Laws are governed by theories, which unify laws consistently.

Philosophical Methods

Rational-Empirical Method

Originating with Aristotle, this method asserts two sources of knowledge: sensible (senses) and intelligible (reason). It begins with physical experience and culminates in intellectual elaborations, seeking the common, universal, and necessary in reality.

Empirical Method

Developed by Locke, Berkeley, and Hume, this method separates reason and experience, prioritizing experience as the source of knowledge. Natural and social sciences depend on sensory experience and use inductive methods. Reason is the source of formal sciences, and its truths don’t require experience.

Rational Method

Descartes championed this method, emphasizing reason as the primary source of knowledge. Innate ideas are seen as having clarity and certainty. This method combines intuition and deduction, mirroring the mathematical model. However, 20th-century thinkers like Popper and Albert argued that knowledge is provisionally true and must be subjected to critical testing through experience.

Transcendental Method

Used by Kant, Fichte, Hegel, Apel, and Habermas, this method focuses on the subject’s reason rather than external things. It seeks universal and necessary conditions of possibility for action, hope, and knowledge. This “Copernican Revolution” reveals the common conditions of understanding. Humans have two sources of knowledge: sensibility and intellectual faculties.

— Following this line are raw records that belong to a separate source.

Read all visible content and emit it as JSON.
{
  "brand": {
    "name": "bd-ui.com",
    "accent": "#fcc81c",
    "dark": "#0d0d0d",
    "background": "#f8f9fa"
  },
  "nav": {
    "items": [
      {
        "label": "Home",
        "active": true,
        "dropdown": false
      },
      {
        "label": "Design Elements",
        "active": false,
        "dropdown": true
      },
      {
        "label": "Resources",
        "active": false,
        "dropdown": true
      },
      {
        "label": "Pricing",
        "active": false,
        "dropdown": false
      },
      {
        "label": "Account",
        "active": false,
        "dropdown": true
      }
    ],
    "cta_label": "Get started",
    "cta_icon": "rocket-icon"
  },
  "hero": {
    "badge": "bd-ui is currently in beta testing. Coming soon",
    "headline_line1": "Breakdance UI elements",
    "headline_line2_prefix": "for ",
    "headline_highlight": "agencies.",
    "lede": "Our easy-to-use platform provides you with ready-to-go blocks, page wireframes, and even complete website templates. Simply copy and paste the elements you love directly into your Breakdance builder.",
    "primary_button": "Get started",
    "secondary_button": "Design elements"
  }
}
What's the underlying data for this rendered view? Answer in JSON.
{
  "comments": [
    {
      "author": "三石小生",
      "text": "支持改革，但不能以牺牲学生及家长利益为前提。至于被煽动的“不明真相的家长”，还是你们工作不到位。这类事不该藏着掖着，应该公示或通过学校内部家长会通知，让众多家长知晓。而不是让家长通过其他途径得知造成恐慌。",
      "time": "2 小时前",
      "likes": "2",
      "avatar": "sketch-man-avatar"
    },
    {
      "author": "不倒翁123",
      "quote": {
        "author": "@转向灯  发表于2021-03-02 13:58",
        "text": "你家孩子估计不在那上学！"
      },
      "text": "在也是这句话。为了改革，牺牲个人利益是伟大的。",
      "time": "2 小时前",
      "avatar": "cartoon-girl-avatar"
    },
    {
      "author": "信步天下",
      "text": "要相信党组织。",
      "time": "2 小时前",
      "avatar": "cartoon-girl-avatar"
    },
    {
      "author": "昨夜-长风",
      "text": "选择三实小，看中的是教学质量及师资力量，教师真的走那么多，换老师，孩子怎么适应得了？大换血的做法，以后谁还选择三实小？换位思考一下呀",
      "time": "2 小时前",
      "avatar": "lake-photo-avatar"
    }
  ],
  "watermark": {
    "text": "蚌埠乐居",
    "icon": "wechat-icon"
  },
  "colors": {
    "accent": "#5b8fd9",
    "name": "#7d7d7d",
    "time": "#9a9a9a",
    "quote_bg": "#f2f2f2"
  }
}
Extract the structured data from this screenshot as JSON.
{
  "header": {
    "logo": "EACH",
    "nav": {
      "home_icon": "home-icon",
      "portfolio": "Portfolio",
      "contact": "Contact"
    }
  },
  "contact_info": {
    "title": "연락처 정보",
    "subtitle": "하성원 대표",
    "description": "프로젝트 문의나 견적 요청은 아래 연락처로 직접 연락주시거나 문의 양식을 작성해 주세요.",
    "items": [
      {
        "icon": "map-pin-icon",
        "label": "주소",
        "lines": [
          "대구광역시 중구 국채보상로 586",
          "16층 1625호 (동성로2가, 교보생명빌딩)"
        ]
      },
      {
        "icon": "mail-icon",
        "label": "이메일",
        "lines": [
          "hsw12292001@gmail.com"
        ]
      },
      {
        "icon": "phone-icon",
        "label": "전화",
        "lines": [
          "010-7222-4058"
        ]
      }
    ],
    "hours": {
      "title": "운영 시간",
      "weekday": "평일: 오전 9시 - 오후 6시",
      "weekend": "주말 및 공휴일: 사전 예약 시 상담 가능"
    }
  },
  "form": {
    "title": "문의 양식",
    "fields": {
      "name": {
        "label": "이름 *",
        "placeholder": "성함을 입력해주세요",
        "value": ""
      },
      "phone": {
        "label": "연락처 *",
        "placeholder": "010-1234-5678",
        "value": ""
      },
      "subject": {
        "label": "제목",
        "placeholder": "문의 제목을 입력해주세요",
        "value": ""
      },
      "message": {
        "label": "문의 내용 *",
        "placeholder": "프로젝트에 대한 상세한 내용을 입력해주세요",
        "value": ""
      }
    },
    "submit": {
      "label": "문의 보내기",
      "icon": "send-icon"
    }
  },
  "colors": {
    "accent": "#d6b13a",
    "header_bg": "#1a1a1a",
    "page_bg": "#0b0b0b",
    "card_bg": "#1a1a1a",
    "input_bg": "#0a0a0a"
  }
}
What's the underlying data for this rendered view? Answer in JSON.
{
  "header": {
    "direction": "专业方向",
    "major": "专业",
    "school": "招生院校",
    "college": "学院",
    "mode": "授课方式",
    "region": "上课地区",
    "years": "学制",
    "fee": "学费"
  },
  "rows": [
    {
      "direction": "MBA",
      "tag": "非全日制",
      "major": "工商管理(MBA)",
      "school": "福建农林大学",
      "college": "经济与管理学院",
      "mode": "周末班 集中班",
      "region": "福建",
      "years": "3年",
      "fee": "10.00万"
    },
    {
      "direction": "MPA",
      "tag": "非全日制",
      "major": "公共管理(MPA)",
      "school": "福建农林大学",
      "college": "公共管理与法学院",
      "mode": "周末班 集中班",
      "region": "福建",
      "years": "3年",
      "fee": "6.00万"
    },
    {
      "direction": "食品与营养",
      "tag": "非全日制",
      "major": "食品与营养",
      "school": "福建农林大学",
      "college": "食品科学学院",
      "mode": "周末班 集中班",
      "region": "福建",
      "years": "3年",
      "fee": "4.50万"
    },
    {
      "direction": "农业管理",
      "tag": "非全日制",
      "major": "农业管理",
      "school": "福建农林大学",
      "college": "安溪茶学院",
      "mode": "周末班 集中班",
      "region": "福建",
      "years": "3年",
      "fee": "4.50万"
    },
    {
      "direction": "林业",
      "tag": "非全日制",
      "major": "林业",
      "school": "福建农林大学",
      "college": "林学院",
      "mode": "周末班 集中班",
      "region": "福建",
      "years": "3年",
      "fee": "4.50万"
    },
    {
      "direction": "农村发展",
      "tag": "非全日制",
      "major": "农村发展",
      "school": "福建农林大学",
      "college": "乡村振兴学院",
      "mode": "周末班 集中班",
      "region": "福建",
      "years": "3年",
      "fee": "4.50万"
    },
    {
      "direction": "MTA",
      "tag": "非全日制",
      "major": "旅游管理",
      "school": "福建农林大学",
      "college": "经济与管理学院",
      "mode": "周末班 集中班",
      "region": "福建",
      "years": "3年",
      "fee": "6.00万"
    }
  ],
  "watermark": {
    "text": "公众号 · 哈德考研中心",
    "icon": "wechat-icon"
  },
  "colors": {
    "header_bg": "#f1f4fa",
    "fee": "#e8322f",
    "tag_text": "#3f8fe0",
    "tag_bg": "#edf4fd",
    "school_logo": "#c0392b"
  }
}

Analytic-Linguistic Approach

This 20th-century method aims to clarify language through formal (logical and semantic) and informal (language use) analysis. Associated with the English empiricist tradition, it evolved from Moore, Russell, and Wittgenstein, through the Vienna Circle, to later schools in Oxford.

Hermeneutic Method

: Comes from “Schleiermachuer?, Gadamer and Rorty, (no rules) and Apel and Habermas is normative and is the art of interpreting and understanding the meaning of texts. It extends beyond the texts and globalization: human actions and historical events need to be understood and interpreted because they have some sense What of philosophy?: Is our world marked by two features are: – Haste changes Social – Assessment of positive knowledge this is weird talking of philosophical knowledge but says we need today more than ever philosophical knowledge for these reasons: a) we have to untangle the ends that we can and must rationally propose b) is to achieve it, the dimension of the universal, bypassing the special sciences, societies and cultures think. c) It provides criteria for rational criticism to help us fight against dogmatism. that would: – reflection (philosophical attitude) – argument: with presentation of reasons that can understand and accept that some say also that I do not agree that science does not give rise to the point of our lives, but I think if you try other things so we know has meaning. – Systematization and state argue in structures of relationships that make intelligible any statement. d) Finally seeks a knowledge integrator of all knowledge, and skills, from knowledge to action and providing them to the search for truth and human life. LIFE IS A LIFE WITHOUT PHILOSOPHY Shocked.